Meeting with President Bush in the Oval Office yesterday, the South Korean vowed to tackle the world's most pressing issues -- Iraq, the Middle East, Sudan, Lebanon, Somalia and North Korea.

Afterward, speaking with reporters, Mr. Ban promised to revamp the troubled organization, which has been a sore point with the Bush administration.

"The United Nations should change with much more efficiency and effectiveness and mobility, and highest level of ethical standard," he said. "I'm very much committed to carrying out this reform and I need strong support of all member states and staff of the United Nations in carrying these reform measures."

The Bush administration has long complained that U.N. bureaucracy has compromised the once-effective organization, and dispatched staunch critic John R. Bolton to New York to address its concerns.
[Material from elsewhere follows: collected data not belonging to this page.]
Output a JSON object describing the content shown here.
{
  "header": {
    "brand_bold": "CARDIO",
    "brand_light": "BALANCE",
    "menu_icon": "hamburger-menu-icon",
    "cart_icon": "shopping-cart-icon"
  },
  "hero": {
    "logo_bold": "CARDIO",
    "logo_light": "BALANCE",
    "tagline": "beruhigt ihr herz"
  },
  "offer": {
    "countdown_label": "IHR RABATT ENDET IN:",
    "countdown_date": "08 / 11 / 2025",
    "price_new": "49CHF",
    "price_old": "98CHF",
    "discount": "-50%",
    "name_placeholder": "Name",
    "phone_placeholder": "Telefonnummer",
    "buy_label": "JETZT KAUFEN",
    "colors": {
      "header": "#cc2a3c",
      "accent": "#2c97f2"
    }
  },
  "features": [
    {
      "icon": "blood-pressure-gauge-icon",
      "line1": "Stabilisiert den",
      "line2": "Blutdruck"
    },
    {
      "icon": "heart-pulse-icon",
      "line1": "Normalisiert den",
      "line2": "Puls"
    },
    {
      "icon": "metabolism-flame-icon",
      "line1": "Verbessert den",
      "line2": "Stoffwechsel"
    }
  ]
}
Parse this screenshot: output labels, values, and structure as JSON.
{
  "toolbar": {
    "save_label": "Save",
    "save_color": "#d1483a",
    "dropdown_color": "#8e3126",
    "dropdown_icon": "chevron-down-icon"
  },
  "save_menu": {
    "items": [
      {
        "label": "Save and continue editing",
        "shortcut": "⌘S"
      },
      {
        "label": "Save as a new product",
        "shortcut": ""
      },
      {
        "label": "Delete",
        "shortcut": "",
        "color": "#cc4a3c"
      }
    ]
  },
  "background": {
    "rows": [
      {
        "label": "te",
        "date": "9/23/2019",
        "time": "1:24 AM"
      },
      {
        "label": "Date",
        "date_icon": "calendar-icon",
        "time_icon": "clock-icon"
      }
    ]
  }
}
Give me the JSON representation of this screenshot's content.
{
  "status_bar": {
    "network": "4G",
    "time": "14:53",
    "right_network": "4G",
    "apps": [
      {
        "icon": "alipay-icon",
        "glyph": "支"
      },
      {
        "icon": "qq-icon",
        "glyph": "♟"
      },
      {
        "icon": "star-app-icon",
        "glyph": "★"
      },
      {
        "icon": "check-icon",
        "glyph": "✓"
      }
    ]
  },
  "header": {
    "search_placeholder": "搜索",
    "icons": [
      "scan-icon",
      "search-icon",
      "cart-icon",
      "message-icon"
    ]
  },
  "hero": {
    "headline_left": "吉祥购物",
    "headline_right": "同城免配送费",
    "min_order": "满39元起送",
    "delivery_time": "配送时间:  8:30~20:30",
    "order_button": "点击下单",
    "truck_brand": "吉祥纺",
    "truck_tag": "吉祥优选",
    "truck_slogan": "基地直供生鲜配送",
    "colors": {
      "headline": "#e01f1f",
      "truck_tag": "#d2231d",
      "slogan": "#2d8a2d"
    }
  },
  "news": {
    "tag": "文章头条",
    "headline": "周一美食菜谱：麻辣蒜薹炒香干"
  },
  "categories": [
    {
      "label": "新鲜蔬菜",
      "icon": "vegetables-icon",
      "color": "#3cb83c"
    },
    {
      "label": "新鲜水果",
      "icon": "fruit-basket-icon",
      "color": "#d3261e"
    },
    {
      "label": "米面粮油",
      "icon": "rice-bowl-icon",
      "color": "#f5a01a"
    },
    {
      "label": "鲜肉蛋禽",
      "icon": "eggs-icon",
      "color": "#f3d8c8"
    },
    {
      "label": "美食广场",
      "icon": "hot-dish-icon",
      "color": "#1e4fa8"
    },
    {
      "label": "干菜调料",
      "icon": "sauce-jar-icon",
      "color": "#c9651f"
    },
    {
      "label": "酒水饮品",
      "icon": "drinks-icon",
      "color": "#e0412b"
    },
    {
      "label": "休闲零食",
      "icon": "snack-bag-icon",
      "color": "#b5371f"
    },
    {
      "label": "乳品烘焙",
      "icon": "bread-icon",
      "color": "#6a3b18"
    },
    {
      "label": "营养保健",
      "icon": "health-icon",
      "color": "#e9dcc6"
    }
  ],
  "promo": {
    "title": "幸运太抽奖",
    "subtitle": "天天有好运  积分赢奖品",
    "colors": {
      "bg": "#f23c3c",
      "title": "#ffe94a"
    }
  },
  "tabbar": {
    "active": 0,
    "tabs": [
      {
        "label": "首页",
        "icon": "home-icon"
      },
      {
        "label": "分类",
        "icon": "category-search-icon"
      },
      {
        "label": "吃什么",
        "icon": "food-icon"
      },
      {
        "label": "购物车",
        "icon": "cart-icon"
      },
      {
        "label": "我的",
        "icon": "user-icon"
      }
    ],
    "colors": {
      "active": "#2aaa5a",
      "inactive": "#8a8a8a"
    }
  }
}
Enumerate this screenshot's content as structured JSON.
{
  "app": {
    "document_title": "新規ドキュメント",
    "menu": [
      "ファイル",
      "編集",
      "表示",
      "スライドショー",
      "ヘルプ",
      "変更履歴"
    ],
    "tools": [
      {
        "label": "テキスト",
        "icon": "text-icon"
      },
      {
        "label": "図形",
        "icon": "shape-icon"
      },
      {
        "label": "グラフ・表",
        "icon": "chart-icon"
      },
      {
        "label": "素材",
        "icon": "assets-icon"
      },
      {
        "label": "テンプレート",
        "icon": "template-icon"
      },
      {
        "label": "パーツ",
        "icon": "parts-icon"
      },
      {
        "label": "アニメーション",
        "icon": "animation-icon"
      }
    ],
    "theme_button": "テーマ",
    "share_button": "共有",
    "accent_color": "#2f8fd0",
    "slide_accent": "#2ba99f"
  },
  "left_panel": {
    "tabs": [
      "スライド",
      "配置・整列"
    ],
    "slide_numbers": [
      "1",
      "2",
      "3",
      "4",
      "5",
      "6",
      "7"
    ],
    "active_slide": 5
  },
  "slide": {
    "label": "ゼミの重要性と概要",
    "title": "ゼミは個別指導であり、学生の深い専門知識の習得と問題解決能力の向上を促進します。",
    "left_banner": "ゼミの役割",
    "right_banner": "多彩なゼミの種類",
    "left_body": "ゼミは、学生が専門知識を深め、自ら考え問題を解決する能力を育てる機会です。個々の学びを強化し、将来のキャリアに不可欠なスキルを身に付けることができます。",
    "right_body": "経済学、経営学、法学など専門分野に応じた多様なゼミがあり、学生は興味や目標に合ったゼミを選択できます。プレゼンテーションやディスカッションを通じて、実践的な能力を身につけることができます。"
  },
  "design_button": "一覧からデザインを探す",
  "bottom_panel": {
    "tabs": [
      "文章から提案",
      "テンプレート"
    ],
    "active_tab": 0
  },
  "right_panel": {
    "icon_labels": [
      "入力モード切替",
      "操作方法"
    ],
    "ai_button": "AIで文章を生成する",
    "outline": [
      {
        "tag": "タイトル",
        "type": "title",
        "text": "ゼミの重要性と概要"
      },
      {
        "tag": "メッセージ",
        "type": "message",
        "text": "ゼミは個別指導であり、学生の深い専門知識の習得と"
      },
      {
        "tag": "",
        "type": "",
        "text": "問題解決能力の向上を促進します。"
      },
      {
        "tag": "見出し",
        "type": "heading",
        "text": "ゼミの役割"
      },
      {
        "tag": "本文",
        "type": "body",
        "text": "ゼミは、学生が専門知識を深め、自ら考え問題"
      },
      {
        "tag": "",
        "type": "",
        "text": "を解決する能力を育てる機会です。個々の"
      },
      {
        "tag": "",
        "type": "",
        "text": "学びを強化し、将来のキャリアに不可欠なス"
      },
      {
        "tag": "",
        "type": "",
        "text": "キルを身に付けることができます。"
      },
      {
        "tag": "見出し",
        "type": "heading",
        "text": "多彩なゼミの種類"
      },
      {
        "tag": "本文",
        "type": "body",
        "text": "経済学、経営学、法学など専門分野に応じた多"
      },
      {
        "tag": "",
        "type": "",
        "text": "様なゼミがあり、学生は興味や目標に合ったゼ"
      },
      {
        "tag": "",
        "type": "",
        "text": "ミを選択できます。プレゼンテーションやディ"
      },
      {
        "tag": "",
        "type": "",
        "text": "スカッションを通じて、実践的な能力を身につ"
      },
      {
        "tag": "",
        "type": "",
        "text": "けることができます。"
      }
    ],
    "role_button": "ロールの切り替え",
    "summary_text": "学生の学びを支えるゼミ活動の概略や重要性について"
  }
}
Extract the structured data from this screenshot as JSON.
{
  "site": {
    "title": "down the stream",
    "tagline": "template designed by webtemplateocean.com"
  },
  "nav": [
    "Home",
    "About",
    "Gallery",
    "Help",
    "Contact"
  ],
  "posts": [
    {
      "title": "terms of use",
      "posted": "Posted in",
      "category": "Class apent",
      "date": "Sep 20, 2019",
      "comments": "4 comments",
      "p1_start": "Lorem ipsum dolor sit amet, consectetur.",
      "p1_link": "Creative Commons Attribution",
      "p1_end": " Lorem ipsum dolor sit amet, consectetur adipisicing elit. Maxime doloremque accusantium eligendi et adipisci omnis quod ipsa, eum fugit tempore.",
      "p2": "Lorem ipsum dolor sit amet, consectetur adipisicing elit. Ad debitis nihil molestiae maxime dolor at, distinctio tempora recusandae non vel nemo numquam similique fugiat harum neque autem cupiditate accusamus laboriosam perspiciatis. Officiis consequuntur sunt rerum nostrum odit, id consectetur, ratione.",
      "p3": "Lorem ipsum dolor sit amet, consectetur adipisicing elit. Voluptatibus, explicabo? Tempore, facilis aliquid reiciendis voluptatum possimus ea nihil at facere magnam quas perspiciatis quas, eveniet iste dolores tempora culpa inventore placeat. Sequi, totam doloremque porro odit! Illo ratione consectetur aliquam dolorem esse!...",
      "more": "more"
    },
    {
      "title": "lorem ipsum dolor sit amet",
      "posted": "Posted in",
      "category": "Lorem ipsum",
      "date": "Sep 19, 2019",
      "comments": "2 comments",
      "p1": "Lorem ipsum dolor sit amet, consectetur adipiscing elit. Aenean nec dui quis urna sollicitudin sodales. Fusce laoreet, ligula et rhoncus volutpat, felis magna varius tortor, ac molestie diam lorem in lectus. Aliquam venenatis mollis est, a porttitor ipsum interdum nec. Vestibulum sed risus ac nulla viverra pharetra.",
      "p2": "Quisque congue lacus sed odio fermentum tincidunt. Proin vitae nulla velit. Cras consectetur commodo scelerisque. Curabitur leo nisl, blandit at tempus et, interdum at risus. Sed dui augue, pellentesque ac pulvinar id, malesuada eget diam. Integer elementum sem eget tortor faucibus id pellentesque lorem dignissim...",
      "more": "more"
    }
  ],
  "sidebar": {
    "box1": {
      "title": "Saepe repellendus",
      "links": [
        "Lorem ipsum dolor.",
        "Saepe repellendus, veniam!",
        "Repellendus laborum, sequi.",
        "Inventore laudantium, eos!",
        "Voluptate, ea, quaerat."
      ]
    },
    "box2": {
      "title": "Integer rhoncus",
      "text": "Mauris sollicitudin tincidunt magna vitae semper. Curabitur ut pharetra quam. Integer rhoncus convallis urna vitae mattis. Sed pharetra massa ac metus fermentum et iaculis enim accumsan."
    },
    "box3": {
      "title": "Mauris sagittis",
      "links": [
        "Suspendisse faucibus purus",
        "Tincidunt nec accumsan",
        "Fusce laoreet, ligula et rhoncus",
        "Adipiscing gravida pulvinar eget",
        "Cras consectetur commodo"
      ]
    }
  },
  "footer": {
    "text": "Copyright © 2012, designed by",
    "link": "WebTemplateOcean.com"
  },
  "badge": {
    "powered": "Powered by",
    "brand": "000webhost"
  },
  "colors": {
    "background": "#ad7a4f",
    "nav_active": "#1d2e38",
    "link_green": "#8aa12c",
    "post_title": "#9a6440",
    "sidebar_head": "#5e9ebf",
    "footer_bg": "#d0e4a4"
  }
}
During the run-up to the Iraq war, Mr. Bush said the body was teetering on the brink of irrelevancy, but in more recent times has effectively pressed member states into action on several issues, including Lebanon and Iran.

While neither Mr. Bush nor Mr. Ban mentioned Iraq in their brief Oval Office comments, the new secretary-general sounded a far more agreeable tone than did his predecessor, Kofi Annan. Before departing his post, Mr. Annan called the Iraq war "illegal" and declared the country safer under dictator Saddam Hussein, who slaughtered hundreds of thousands of Iraqis during his rule.

The secretary-general's long day in Washington ended with a dinner for "120 of his best new friends" at the Kalorama home of Esther Coopersmith, Washington's reigning "hostest with the mostest." Rep. Tom Lantos, California Democrat, saluted him with an emotional toast to the United States as a partner with the U.N. "Had it not been for the United States I would not be here," said Mr. Lantos, a Holocaust survivor, "and had it not been for the United States your country would not have survived. You and I have a special bond. We do not believe the United States to be the 'great Satan.' "

Mr. Ban answered in kind, taking note of South Korea's debt to the United States and the U.N. In a lighter vein, he quipped that if the New Orleans Saints should oppose the New England Patriots in the Super Bowl, "I'm glad that as a diplomat I won't be forced to choose between God and country."

Earlier in the day, Mr. Bush appeared pleased to be starting with a clean slate, and smiled often as he assured Mr. Ban that he planned to continue to work with the world body -- although he stopped mid-sentence to change a word he may not have meant to use.

"The United States is willing -- wants to work with the United Nations to achieve a peace through the spread of freedom," Mr. Bush said. "I appreciate so very much how you opened up the discussion with a strong commitment to democracy and freedom," he told Mr. Ban.